Tips for top: Monitoring CPU load on Linux

Image by:

Opensource.com

This article is excerpted from chapter 13 of the book Linux in Action, published by Manning.

Has the performance of your Linux machine been erratic or unusually slow? Do you suspect that growing demand might be outstripping your available resources? Here are some questions you should be asking yourself:

How close are you to exhausting your CPU and memory resources?
Is there something running unnecessarily that could be shut down?
Is there something that's been running rogue without your knowledge?

Where should you look for answers? The top program is a great place to start. It can give you a rich, self-updating overview of the processes running on your system.

The figure below shows a typical screen of top data. The first line provides the current time, the elapsed time since the most recent system boot, the number of users currently logged in, and load averages for the last minute, five minutes, and 15 minutes. This information can also be returned by running uptime.

Image by:

opensource.com

Since we're trying to resolve performance problems, the columns of data that should interest us the most are %CPU (percentage of CPU capacity currently used by a given process) and %MEM (percentage of memory capacity). You'll especially want to note the processes showing up at the top of the list.

In this case, you can see that the MySQL daemon is using 4.3% of the server's CPU and, from the next column, 13% of its memory. If you follow that row over to the left, you'll see that the process ID (PID) is 1367 and the process is "owned" by the mysql user.

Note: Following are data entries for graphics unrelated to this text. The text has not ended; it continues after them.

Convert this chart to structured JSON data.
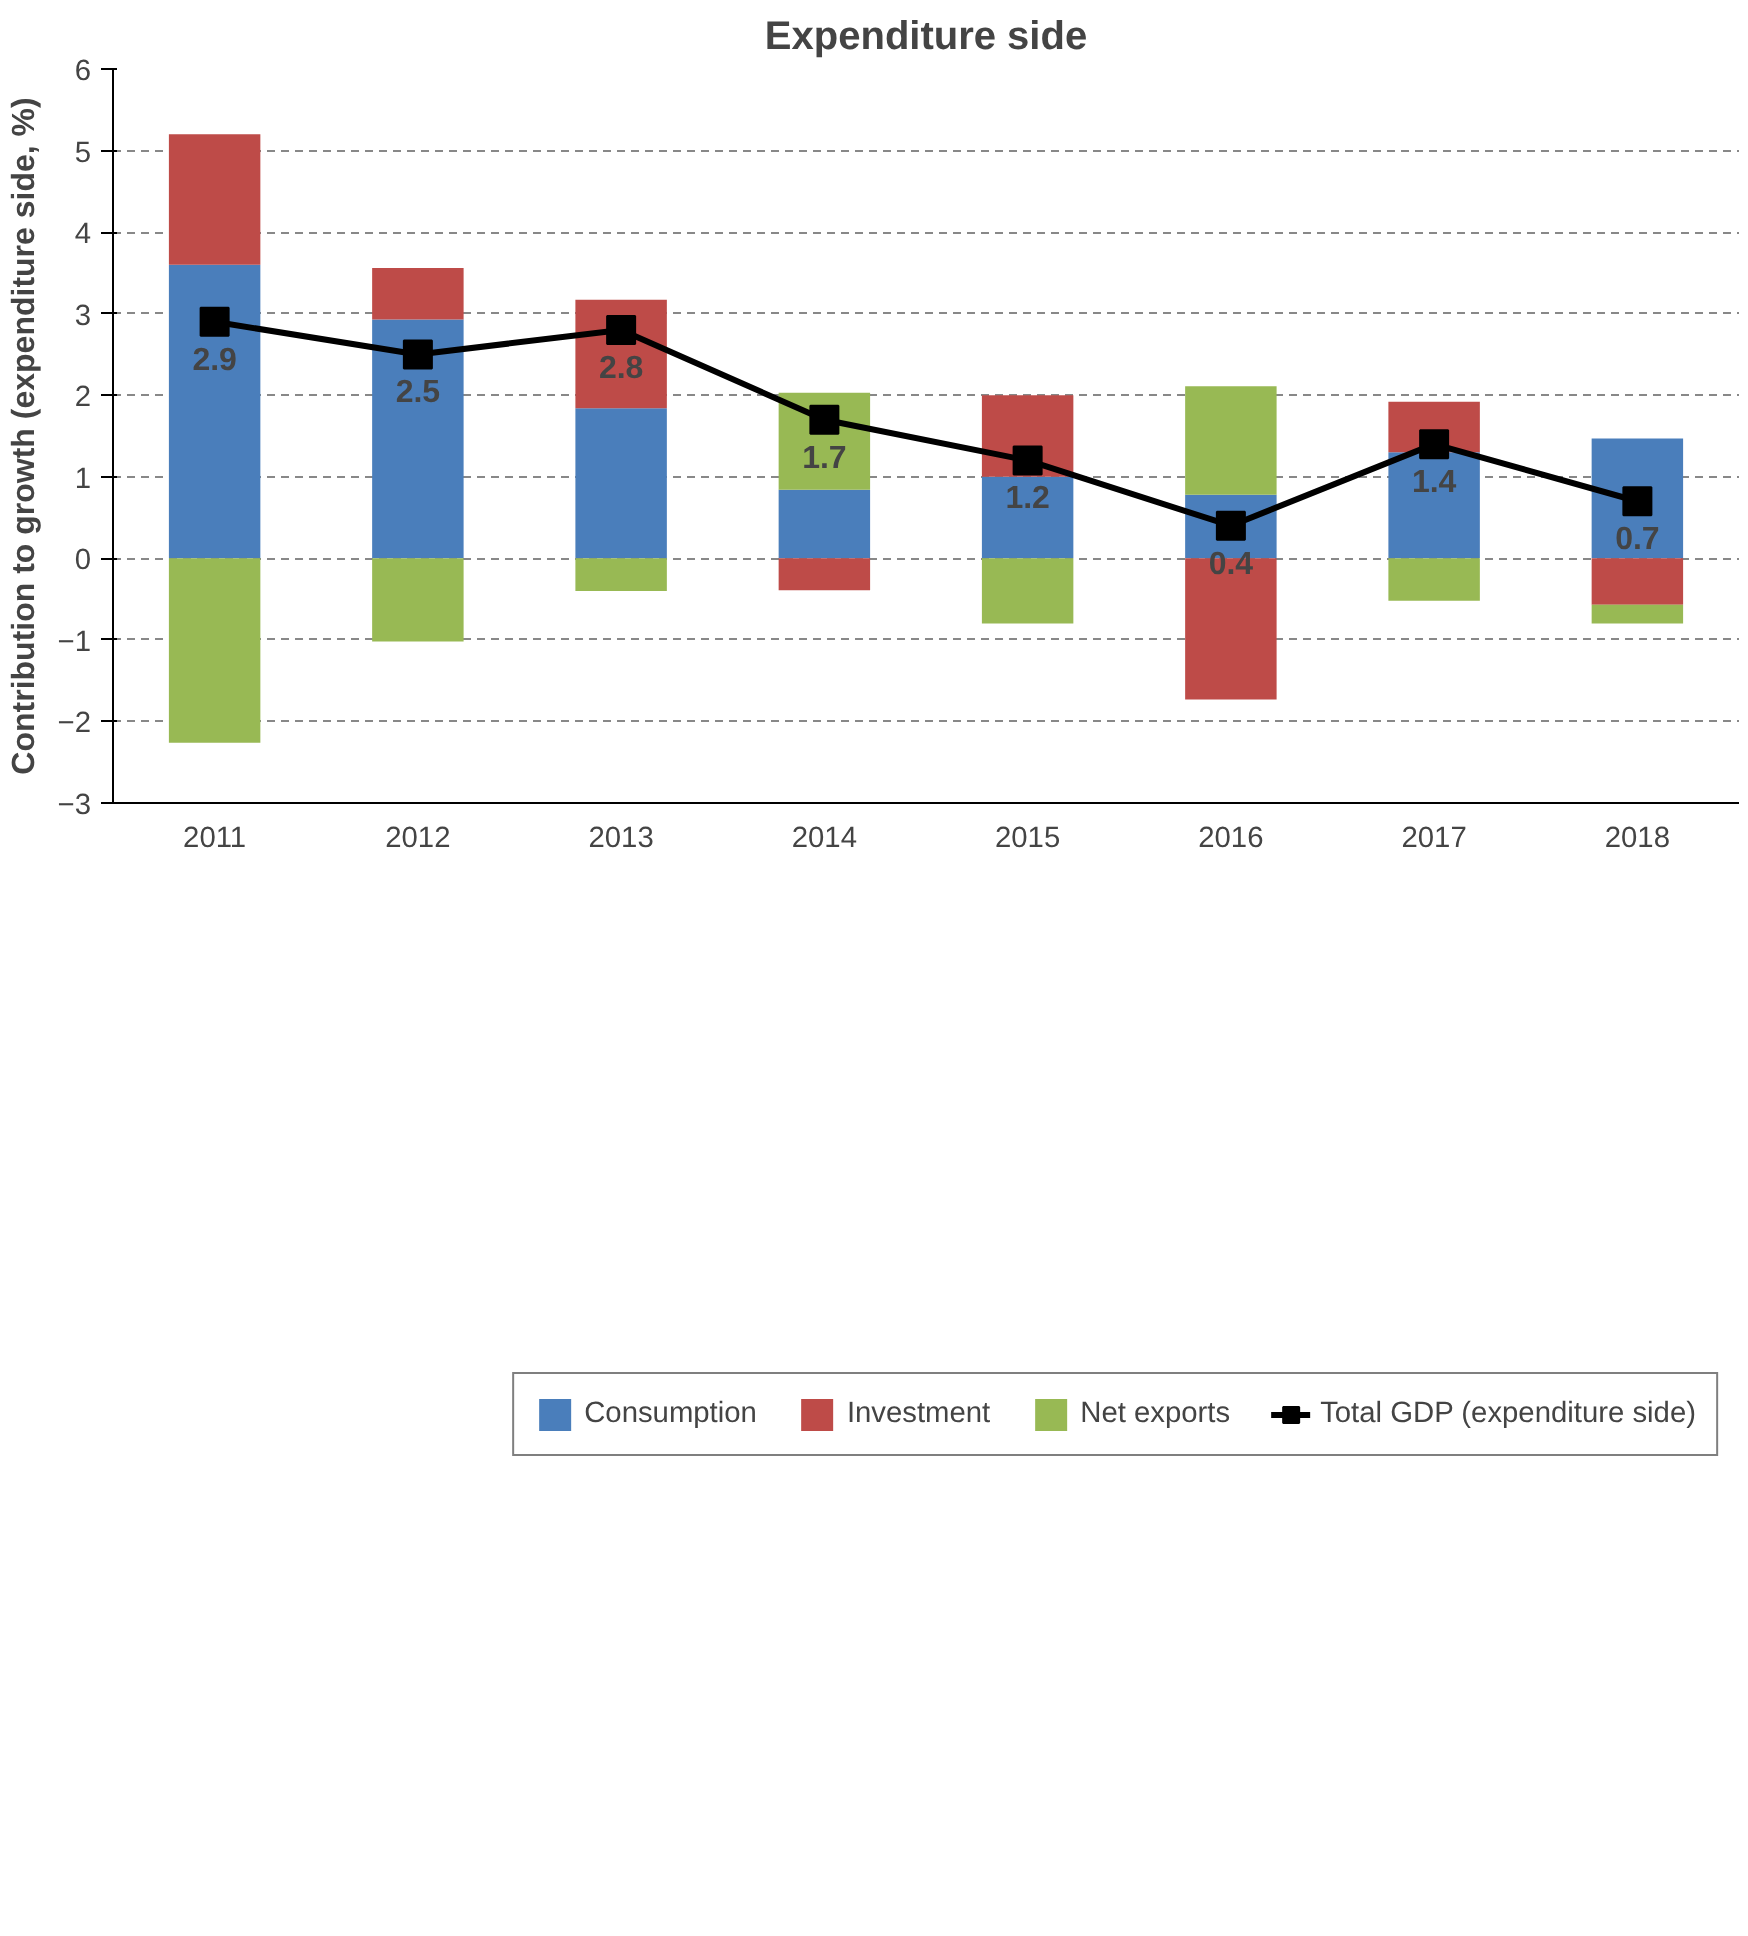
{
  "chart_data": {
    "type": "bar",
    "title": "Expenditure side",
    "ylabel": "Contribution to growth (expenditure side, %)",
    "categories": [
      "2011",
      "2012",
      "2013",
      "2014",
      "2015",
      "2016",
      "2017",
      "2018"
    ],
    "stacked": true,
    "series": [
      {
        "name": "Consumption",
        "color": "#4a7ebb",
        "values": [
          3.6,
          2.93,
          1.84,
          0.84,
          1.0,
          0.78,
          1.3,
          1.47
        ]
      },
      {
        "name": "Investment",
        "color": "#be4b48",
        "values": [
          1.6,
          0.63,
          1.33,
          -0.39,
          1.0,
          -1.73,
          0.62,
          -0.57
        ]
      },
      {
        "name": "Net exports",
        "color": "#98b954",
        "values": [
          -2.26,
          -1.02,
          -0.4,
          1.19,
          -0.8,
          1.33,
          -0.52,
          -0.23
        ]
      },
      {
        "name": "Total GDP (expenditure side)",
        "type": "line",
        "color": "#000000",
        "marker": "square",
        "values": [
          2.9,
          2.5,
          2.8,
          1.7,
          1.2,
          0.4,
          1.4,
          0.7
        ],
        "value_labels": [
          "2.9",
          "2.5",
          "2.8",
          "1.7",
          "1.2",
          "0.4",
          "1.4",
          "0.7"
        ]
      }
    ],
    "ylim": [
      -3,
      6
    ],
    "yticks": [
      -3,
      -2,
      -1,
      0,
      1,
      2,
      3,
      4,
      5,
      6
    ],
    "grid": "y",
    "legend": "bottom"
  }
}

Perhaps you'll conclude that this process was taking more resources than can be justified and will have to be sacrificed (for the greater good, you understand). That top display gave you everything you'll need to kill it. Since MySQL is a service managed by systemd (on those distros using systemd), your first choice should be to use systemctl to bring the process down gently without putting any application data at risk.

systemctl stop mysqld

If the process you want to shut down is not managed by systemd, or if something's gone wrong and systemctl failed to stop it, then you can use either kill or killall to eliminate your process. Some systems require you to install killall as part of the psmisc package. You pass the PID to kill this way:

kill 1367

killall, on the other hand, uses the process name rather than its ID.

killall mysqld

To kill or to killall, that is the question. Actually, the answer is kind of obvious. kill will shut down a single process, based as it is on the PID, while killall will kill as many instances of a particular program as are running. So if there were two or three separate MySQL instances—perhaps belonging to separate users—all would be stopped. Before launching killall, make sure there aren't any similarly named processes you still want running that could become "collateral damage."

Of course, you'll also have to run systemctl disable to make sure the process doesn't restart the next time you boot.

systemctl disable mysqld

Deciphering top

In case you ever need them, the third line of top output you saw a bit earlier gives us time values (as percentages) for a number of other CPU metrics. Here's a quick rundown of the jumble of acronyms you'll see there:

Metric	Meaning
`us`	Time running high-priority (un-niced) processes
`sy`	Time running kernel processes
`ni`	Time running low-priority (nice) processes
`id`	Time spent idling
`wa`	Time waiting for I/O events to complete
`hi`	Time spent managing hardware interrupts
`si`	Time spent managing software interrupts
`st`	Time stolen from this VM by its hypervisor (host)

The top display can be customized in real time through keyboard input. Type h to learn more.

Making trouble (simulating CPU load)

Dying to see top in action but, wouldn't you know it, everything is running smoothly?

Why not simulate crisis-level CPU overload? Much like children, yes will output (digital) noise continuously until told to stop. On second thoughts, that's not at all like children.

This command will redirect that noise to the disposable /dev/null file and the & character will push the process into the background, giving control of the command line back to you. To ramp up the pressure, launch the command a few more times.

$ yes > /dev/null &

That should keep 'em busy. While all that's running, watch top to see what's happening. You could also try to run other applications to see how much it will take to slow them down. When you're done, run killall to knock off all your yes sessions in one go.